New Tax Law Follies:

  • Kimberly Amadeo, at the balance, has written up a good summary of the various aspects of the new U.S. federal tax law. Some of it is still sketchy (she documents parts of the bill that were dropped before the bill was passed, for instance), so read it with caution, but it’s more thorough than most summaries I’ve seen.
  • Ruth Benn at NWTRCC looks at how the provisions of the new law may affect war tax resisters in particular.

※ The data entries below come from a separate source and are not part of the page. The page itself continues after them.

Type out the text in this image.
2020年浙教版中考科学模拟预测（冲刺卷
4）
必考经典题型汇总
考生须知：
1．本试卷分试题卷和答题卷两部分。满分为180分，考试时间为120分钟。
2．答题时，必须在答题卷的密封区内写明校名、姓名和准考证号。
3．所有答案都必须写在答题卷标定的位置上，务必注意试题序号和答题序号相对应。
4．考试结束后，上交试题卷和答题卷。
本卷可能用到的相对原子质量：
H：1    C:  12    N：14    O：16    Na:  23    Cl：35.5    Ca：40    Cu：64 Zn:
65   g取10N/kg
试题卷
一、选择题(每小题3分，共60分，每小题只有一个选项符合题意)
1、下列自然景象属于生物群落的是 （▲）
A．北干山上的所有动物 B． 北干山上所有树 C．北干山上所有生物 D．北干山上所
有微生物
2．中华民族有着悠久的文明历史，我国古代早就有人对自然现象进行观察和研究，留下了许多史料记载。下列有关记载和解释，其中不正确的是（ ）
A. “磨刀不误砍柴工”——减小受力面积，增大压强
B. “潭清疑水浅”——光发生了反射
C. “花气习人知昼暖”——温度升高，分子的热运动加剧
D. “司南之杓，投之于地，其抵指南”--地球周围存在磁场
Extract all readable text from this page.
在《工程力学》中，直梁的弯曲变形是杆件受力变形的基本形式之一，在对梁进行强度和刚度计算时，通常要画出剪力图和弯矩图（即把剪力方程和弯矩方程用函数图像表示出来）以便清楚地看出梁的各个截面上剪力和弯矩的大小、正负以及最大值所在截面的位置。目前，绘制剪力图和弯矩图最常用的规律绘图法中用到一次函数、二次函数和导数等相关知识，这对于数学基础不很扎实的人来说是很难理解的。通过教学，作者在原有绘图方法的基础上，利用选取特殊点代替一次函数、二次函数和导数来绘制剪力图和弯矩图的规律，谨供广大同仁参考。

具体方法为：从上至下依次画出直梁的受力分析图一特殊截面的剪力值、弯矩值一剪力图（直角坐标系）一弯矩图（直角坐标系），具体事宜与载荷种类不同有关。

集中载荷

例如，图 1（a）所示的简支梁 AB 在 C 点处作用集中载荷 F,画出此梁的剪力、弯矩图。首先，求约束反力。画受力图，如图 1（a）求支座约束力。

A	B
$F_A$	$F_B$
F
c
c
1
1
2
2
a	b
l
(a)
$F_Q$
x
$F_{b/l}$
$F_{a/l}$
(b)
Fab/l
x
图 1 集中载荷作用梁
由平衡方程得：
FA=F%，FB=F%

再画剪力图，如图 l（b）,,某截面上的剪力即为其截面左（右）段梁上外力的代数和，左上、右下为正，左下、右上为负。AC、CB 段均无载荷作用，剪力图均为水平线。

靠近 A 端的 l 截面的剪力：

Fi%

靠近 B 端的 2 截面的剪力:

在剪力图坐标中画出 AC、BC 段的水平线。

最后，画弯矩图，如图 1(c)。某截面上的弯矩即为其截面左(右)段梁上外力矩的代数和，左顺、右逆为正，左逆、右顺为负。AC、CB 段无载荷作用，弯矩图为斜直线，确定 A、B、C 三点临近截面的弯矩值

  • Parts of the new law reduce the ability of people to deduct state taxes on their federal tax returns. This has the effect of raising federal taxes on people in higher-tax states — these are typically states like California and New York with high property values and affluent cities… also, not coincidentally, states that tend to vote Democrat. Those states are now considering ways to fight back by rejiggering their own tax systems in such a way that they can bring in as much revenue while preserving their citizens’ federal deductions. This may end up making the new tax law even more damaging to the fiscal health of the federal government than had been originally anticipated.